John Fetterman’s first Senate ad is all about ‘abandoned’ Pa. towns. Sound familiar?
Fetterman, the Democratic front-runner for Senate in Pennsylvania, is trying to tap into a very real sentiment that Donald Trump mined to powerful effect.
A version of this article will appear in the first edition of PA 2022, The Inquirer’s Election Newsletter. Sign up for news, analysis, and everything you need to know about how Pennsylvania’s hugely competitive races for Senate and governor are shaping up, delivered right to your inbox.
There’s something almost Trump-y about John Fetterman’s first TV ad in Pennsylvania’s Democratic Senate race.
Not in the politics, of course, or the tone or even the overall message. But in the nostalgia for places that have been “forgotten.”
“There’s a lot of great towns in Pennsylvania that feel like their community’s best days were a generation ago,” Fetterman says in the spot, which aired on CNN and MSNBC just before the State of the Union on Tuesday night. “Nowhere deserves to be abandoned.”
Fetterman, the lieutenant governor, is trying to tap into a very real sentiment that Trump mined to powerful effect: A sense that in much of the country, people’s potential has been cut short, their communities eroded, hope has washed away. That there’s only opportunity now in certain big cities.
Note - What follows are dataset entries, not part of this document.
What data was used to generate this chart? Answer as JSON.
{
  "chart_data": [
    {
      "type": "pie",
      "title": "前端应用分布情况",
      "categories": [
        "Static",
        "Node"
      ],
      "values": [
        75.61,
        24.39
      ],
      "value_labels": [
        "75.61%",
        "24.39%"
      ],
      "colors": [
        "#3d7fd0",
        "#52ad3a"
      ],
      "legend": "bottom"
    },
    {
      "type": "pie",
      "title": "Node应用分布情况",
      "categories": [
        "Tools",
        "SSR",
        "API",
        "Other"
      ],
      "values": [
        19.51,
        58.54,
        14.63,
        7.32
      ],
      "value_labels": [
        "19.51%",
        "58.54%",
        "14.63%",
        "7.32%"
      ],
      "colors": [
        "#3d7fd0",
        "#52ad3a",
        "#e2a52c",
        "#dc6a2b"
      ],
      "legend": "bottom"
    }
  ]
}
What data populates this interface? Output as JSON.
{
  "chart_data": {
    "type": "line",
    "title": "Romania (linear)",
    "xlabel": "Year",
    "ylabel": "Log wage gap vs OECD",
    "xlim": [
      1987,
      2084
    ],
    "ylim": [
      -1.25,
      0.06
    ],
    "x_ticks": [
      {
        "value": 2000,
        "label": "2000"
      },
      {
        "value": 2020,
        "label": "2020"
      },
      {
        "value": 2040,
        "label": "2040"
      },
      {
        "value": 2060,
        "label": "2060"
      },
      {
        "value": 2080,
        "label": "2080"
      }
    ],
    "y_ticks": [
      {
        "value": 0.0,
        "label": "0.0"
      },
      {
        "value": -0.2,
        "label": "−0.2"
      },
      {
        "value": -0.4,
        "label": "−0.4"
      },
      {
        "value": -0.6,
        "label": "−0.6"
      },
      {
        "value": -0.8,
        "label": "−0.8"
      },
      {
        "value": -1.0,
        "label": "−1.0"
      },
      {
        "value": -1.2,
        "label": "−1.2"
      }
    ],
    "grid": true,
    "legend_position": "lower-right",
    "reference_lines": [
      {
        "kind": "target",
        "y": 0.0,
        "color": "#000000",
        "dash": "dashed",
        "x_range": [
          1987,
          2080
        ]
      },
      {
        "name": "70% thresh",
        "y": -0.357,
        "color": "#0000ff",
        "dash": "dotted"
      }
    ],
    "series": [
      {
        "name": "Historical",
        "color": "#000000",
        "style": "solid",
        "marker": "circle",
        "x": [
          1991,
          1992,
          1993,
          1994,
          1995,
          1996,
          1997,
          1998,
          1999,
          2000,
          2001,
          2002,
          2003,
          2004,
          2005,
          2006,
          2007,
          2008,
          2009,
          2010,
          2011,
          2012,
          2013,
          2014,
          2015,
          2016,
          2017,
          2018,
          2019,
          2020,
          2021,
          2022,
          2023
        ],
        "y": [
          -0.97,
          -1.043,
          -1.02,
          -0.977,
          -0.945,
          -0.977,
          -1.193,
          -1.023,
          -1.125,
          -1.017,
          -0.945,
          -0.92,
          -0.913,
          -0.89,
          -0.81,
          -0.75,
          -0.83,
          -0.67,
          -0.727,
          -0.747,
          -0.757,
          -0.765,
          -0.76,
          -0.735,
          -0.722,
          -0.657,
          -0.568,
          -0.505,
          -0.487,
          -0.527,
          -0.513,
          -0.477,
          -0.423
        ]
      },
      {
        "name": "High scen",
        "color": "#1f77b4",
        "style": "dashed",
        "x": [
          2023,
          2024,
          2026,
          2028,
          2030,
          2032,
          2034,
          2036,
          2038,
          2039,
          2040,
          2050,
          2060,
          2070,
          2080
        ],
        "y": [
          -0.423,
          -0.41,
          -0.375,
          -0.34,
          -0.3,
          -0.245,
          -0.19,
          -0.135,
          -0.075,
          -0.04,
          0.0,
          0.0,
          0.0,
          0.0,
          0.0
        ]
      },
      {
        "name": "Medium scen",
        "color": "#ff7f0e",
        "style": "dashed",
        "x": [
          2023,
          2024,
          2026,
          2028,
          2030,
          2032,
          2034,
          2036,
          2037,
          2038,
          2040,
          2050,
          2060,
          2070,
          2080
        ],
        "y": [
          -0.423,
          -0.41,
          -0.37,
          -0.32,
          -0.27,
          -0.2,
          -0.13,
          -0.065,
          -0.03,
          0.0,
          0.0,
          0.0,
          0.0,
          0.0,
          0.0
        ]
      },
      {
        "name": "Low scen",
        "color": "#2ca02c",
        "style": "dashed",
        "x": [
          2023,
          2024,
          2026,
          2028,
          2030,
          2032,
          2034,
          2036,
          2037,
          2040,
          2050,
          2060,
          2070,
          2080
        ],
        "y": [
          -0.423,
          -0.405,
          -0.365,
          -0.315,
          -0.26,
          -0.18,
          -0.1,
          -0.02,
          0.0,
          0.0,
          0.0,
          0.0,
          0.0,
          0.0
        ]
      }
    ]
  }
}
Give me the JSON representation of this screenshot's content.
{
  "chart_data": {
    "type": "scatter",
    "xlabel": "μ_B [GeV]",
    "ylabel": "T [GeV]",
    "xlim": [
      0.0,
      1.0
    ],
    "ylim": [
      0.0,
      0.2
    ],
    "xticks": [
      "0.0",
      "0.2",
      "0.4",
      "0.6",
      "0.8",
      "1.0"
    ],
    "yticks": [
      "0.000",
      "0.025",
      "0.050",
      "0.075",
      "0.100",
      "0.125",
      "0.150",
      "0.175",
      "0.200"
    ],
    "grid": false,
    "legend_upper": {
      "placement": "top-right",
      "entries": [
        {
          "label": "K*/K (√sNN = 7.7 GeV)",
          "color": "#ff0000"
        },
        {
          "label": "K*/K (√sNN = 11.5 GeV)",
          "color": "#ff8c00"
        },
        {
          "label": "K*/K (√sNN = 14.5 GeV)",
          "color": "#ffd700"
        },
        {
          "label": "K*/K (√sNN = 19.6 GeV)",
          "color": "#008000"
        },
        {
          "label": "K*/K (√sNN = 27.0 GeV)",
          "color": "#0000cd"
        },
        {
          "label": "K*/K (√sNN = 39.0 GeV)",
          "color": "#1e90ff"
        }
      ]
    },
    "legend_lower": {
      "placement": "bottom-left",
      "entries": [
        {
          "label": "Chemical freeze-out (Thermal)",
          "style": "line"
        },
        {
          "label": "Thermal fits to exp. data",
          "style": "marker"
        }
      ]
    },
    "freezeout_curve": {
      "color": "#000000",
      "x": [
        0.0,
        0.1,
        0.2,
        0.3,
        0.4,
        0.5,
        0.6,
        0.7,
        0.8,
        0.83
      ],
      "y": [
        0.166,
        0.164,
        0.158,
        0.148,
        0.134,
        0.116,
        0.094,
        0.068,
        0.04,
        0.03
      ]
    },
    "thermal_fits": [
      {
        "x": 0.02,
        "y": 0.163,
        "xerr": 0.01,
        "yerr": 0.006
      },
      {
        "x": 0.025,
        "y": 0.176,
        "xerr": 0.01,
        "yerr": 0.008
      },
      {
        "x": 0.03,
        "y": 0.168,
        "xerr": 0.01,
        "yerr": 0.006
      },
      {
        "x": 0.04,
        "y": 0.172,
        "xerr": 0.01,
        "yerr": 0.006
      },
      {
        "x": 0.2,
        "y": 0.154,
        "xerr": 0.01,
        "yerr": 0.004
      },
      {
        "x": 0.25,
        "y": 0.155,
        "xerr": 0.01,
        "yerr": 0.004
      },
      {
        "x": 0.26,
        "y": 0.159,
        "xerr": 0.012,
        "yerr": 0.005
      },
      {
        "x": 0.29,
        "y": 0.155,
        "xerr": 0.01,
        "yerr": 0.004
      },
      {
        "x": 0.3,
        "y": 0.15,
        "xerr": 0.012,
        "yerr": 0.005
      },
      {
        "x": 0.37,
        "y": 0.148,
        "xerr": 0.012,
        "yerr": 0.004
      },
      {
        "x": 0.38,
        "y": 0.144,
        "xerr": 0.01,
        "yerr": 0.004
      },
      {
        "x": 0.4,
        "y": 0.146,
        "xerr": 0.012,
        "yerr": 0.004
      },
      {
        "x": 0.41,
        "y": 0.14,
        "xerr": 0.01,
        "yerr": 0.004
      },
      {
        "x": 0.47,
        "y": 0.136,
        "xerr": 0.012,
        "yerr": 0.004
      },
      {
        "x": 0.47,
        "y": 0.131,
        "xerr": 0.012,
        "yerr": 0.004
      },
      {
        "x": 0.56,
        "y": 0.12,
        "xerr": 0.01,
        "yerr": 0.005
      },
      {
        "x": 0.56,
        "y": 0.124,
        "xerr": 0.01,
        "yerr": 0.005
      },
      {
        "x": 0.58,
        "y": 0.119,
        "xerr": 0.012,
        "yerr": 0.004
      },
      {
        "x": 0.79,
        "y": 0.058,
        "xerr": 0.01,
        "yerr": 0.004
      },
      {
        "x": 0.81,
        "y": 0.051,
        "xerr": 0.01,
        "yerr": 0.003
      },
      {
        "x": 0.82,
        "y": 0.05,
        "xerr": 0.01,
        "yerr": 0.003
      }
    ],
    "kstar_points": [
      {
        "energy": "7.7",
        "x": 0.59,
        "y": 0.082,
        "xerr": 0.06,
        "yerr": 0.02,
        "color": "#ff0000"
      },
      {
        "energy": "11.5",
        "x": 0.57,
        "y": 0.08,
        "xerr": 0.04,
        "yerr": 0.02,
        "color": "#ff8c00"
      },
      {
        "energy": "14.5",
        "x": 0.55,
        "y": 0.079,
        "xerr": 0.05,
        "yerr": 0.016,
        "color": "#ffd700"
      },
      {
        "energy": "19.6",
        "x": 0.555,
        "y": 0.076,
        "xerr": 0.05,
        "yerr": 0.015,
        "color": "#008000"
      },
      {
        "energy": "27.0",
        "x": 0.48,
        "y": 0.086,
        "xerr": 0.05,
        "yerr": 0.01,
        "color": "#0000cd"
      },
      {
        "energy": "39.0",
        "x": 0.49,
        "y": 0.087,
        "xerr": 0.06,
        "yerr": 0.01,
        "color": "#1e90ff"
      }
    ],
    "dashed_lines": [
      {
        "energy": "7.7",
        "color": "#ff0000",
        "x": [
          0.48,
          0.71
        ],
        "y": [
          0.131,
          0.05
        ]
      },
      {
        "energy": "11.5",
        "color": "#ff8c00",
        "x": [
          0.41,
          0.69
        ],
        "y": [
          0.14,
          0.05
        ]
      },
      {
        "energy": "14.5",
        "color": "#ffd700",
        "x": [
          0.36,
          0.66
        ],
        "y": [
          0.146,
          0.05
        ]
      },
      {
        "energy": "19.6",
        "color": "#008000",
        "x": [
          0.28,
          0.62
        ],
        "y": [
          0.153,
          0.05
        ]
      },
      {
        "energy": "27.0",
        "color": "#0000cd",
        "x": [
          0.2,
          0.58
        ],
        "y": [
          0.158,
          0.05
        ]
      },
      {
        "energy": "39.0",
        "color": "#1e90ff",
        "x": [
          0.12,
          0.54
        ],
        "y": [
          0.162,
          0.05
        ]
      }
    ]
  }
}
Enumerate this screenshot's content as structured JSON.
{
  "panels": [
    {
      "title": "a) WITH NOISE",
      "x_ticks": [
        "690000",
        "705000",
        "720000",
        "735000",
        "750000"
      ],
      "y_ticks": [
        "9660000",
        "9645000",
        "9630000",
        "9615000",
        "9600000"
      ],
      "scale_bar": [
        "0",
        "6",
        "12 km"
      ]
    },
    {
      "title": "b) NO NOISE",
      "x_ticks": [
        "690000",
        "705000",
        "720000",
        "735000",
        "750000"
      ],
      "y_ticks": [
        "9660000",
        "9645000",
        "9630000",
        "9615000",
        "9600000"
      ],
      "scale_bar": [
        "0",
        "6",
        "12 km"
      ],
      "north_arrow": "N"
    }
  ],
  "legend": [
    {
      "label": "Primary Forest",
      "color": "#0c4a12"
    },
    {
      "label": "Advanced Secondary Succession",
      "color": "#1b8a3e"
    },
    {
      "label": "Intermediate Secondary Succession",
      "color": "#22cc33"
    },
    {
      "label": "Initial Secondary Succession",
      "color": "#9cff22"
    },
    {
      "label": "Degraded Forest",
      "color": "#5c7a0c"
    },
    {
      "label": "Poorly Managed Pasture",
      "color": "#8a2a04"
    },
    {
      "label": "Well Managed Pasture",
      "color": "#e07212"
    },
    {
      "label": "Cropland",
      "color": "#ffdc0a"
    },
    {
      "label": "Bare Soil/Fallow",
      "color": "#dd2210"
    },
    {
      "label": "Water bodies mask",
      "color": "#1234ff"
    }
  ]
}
I’ve heard that sentiment from voters across the state: People lamenting that their kids had to leave home to find good careers, and how they’re never coming back, while the communities they love decline.
Trump won in 2016 partly by appealing to these areas. He also laced his pitch to them with grievance and anger, and often with xenophobia and racism.
» READ MORE: The Divided States of Pennsylvania: How one state embodies America's political discord
But for many who live in those places, he also spoke to a deep sense of stagnation. It’s a real problem that different candidates might approach, and try to solve, in a very different ways.
Fetterman’s ad suggests he’s trying to be that candidate.
And that he’s trying to reach some of these callused farming areas or longtime industrial towns with an element of the “tough guy” outsider appeal Trump used to reach voters who felt like white-collar “elites” didn’t care about their needs. “A Democrat with backbone,” the voice over says.
It’s a tough needle to thread. The communities Fetterman is talking to have long slid away from Democrats. Some Democrats argue it’s a lost cause — especially with so many more votes to be won in cities and the suburbs. And Fetterman’s critics question whether he can appeal to the places that now make up the Democratic base.
Fetterman argues that Democrats can’t keep getting destroyed elsewhere. It’s just his first ad, but it shows where he hopes to take his campaign — and how he hopes to win the primary.